INSERT INTO @LaborTickets (StartTime, EndTime)
VALUES
    ('2025-02-04 06:00:00', '2025-02-04 07:00:00'),
    ('2025-02-04 05:30:00', '2025-02-04 07:30:00'),
    ('2025-02-04 05:00:00', '2025-02-04 07:00:00');

and the goal is to return results of the form:

StartTime           EndTime             Hours
------------------  ------------------  -------------------
2025-02-04 6:00 AM  2025-02-04 7:00 AM  0.33333333333333333
2025-02-04 5:30 AM  2025-02-04 7:30 AM  1.08333333333333333
2025-02-04 5:00 AM  2025-02-04 7:00 AM  1.08333333333333333

3 row(s) affected

Edit: In these examples, I am using a maximum of 3 tickets, with nice round number increments.
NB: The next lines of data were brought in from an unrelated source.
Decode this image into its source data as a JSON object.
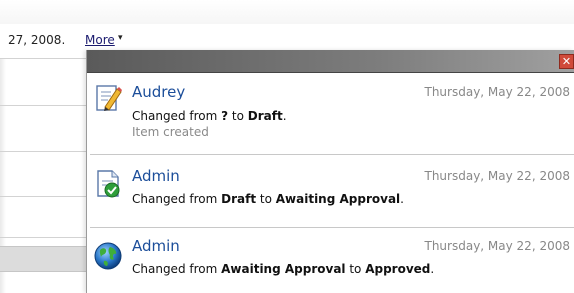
{
  "background": {
    "date_text": "27, 2008.",
    "more_link": "More",
    "more_arrow": "▾"
  },
  "popup": {
    "close_symbol": "✕",
    "entries": [
      {
        "user": "Audrey",
        "date": "Thursday, May 22, 2008",
        "icon": "edit-document-icon",
        "from": "?",
        "to": "Draft",
        "prefix": "Changed from ",
        "middle": " to ",
        "suffix": ".",
        "note": "Item created"
      },
      {
        "user": "Admin",
        "date": "Thursday, May 22, 2008",
        "icon": "approved-document-icon",
        "from": "Draft",
        "to": "Awaiting Approval",
        "prefix": "Changed from ",
        "middle": " to ",
        "suffix": "."
      },
      {
        "user": "Admin",
        "date": "Thursday, May 22, 2008",
        "icon": "globe-icon",
        "from": "Awaiting Approval",
        "to": "Approved",
        "prefix": "Changed from ",
        "middle": " to ",
        "suffix": "."
      }
    ]
  }
}
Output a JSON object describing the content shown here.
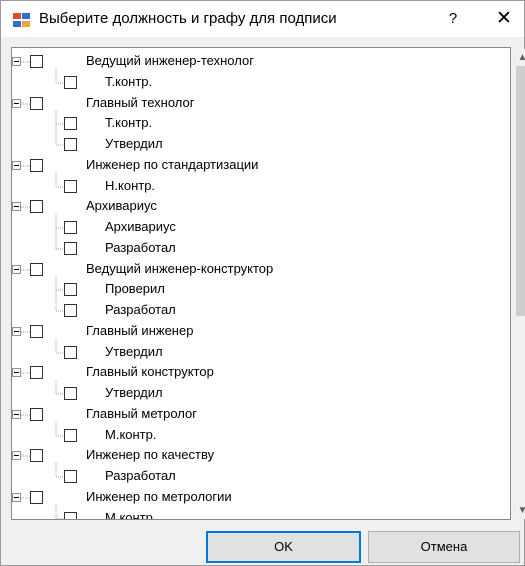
{
  "window": {
    "title": "Выберите должность и графу для подписи",
    "help_glyph": "?",
    "close_glyph": "✕"
  },
  "tree": {
    "nodes": [
      {
        "label": "Ведущий инженер-технолог",
        "children": [
          "Т.контр."
        ]
      },
      {
        "label": "Главный технолог",
        "children": [
          "Т.контр.",
          "Утвердил"
        ]
      },
      {
        "label": "Инженер по стандартизации",
        "children": [
          "Н.контр."
        ]
      },
      {
        "label": "Архивариус",
        "children": [
          "Архивариус",
          "Разработал"
        ]
      },
      {
        "label": "Ведущий инженер-конструктор",
        "children": [
          "Проверил",
          "Разработал"
        ]
      },
      {
        "label": "Главный инженер",
        "children": [
          "Утвердил"
        ]
      },
      {
        "label": "Главный конструктор",
        "children": [
          "Утвердил"
        ]
      },
      {
        "label": "Главный метролог",
        "children": [
          "М.контр."
        ]
      },
      {
        "label": "Инженер по качеству",
        "children": [
          "Разработал"
        ]
      },
      {
        "label": "Инженер по метрологии",
        "children": [
          "М.контр."
        ]
      }
    ]
  },
  "scrollbar": {
    "up_glyph": "▲",
    "down_glyph": "▼"
  },
  "buttons": {
    "ok_label": "OK",
    "cancel_label": "Отмена"
  },
  "colors": {
    "accent": "#0078d7",
    "icon_blue": "#2d6fd1",
    "icon_red": "#e04a2f",
    "icon_orange": "#f2a33a"
  }
}
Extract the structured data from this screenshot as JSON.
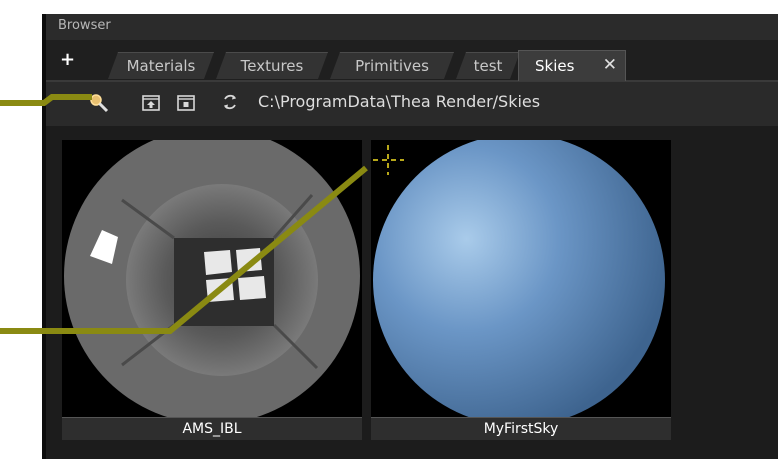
{
  "panel": {
    "title": "Browser"
  },
  "tabs": {
    "add_label": "+",
    "items": [
      {
        "label": "Materials"
      },
      {
        "label": "Textures"
      },
      {
        "label": "Primitives"
      },
      {
        "label": "test"
      },
      {
        "label": "Skies",
        "active": true
      }
    ],
    "close_label": "✕"
  },
  "toolbar": {
    "icons": [
      "search-icon",
      "folder-up-icon",
      "folder-icon",
      "refresh-icon"
    ],
    "path": "C:\\ProgramData\\Thea Render/Skies"
  },
  "thumbnails": [
    {
      "label": "AMS_IBL"
    },
    {
      "label": "MyFirstSky"
    }
  ],
  "colors": {
    "annotation": "#8a8a12",
    "panel_bg": "#242424",
    "sky_blue": "#5b86b8"
  }
}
The real data is a lot more detailed, down to seconds, and there could be a large number of overlapping ones - perhaps up to 20.

Here's another, more complex example:

DECLARE @LaborTickets TABLE (
    TicketID INT IDENTITY(1,1),
    StartTime DATETIME,
    EndTime DATETIME
);

INSERT INTO @LaborTickets (StartTime, EndTime)
VALUES
    ('2025-02-04 06:01:13', '2025-02-04 07:00:00'),
    ('2025-02-04 06:01:21', '2025-02-04 07:01:00'),
    ('2025-02-04 06:01:25', '2025-02-04 07:01:30'),
    ('2025-02-04 06:01:29', '2025-02-04 07:01:50'),
    ('2025-02-04 06:01:35', '2025-02-04 07:01:00'),
    ('2025-02-04 06:01:50', '2025-02-04 07:02:00');

Solution

  • This is not the correct answer, but I have to leave for a family event and didn't want to leave you hanging without something.

    -- INIT database
    CREATE TABLE tickets (
      ticket_id INT,
      start_time DATETIME,
      end_time DATETIME
    );
    
    INSERT INTO tickets(ticket_id, start_time, end_time) VALUES (1, '20240204 06:00:00 AM', '20240204 07:00:00 AM');
    INSERT INTO tickets(ticket_id, start_time, end_time) VALUES (1, '20240204 05:30:00 AM', '20240204 07:30:00 AM');
    INSERT INTO tickets(ticket_id, start_time, end_time) VALUES (1, '20240204 05:00:00 AM', '20240204 07:00:00 AM');
    INSERT INTO tickets(ticket_id, start_time, end_time) VALUES (2, '20240204 06:00:00 AM', '20240204 07:00:00 AM');
    INSERT INTO tickets(ticket_id, start_time, end_time) VALUES (2, '20240204 06:30:00 AM', '20240204 06:45:00 AM');
    
    -- First CTE: Generate a time series for each ticket_id, this was annoying there must be another way?
    WITH TimeSeries AS (
        SELECT 
            ticket_id,
            MIN(start_time) AS min_time,
            MAX(end_time) AS max_time
        FROM tickets
        GROUP BY ticket_id
    ),
    TimeIntervals AS (
        SELECT 
            ticket_id, 
            min_time AS start_interval, 
            DATEADD(MINUTE, 30, min_time) AS end_interval,
            max_time
        FROM TimeSeries
        UNION ALL
        SELECT 
            ticket_id, 
            end_interval, 
            DATEADD(MINUTE, 30, end_interval),
            max_time
        FROM TimeIntervals
        WHERE DATEADD(MINUTE, 30, end_interval) <= max_time
    ),
    
    OpenTickets AS (
        SELECT 
            ti.ticket_id,
            ti.start_interval,
            ti.end_interval,
            COUNT(*) AS open_tickets_count,
            0.50 / COUNT(*) AS weight_per_ticket  
        FROM TimeIntervals ti
        INNER JOIN tickets t
            ON t.ticket_id = ti.ticket_id
            AND t.start_time < ti.end_interval
            AND t.end_time >= ti.start_interval
        GROUP BY ti.ticket_id, ti.start_interval, ti.end_interval
    )
    SELECT 
        t.ticket_id, 
        t.start_time, 
        t.end_time, 
        SUM(ot.weight_per_ticket) AS total_weight
    FROM tickets t
    INNER JOIN OpenTickets ot
        ON t.ticket_id = ot.ticket_id
        AND t.start_time < ot.end_interval 
        AND t.end_time > ot.start_interval 
    GROUP BY t.ticket_id, t.start_time, t.end_time
    ORDER BY t.ticket_id, t.start_time;
    

    I know the concept of ticket_id is wrong but that's what I was doing to differentiate between your examples.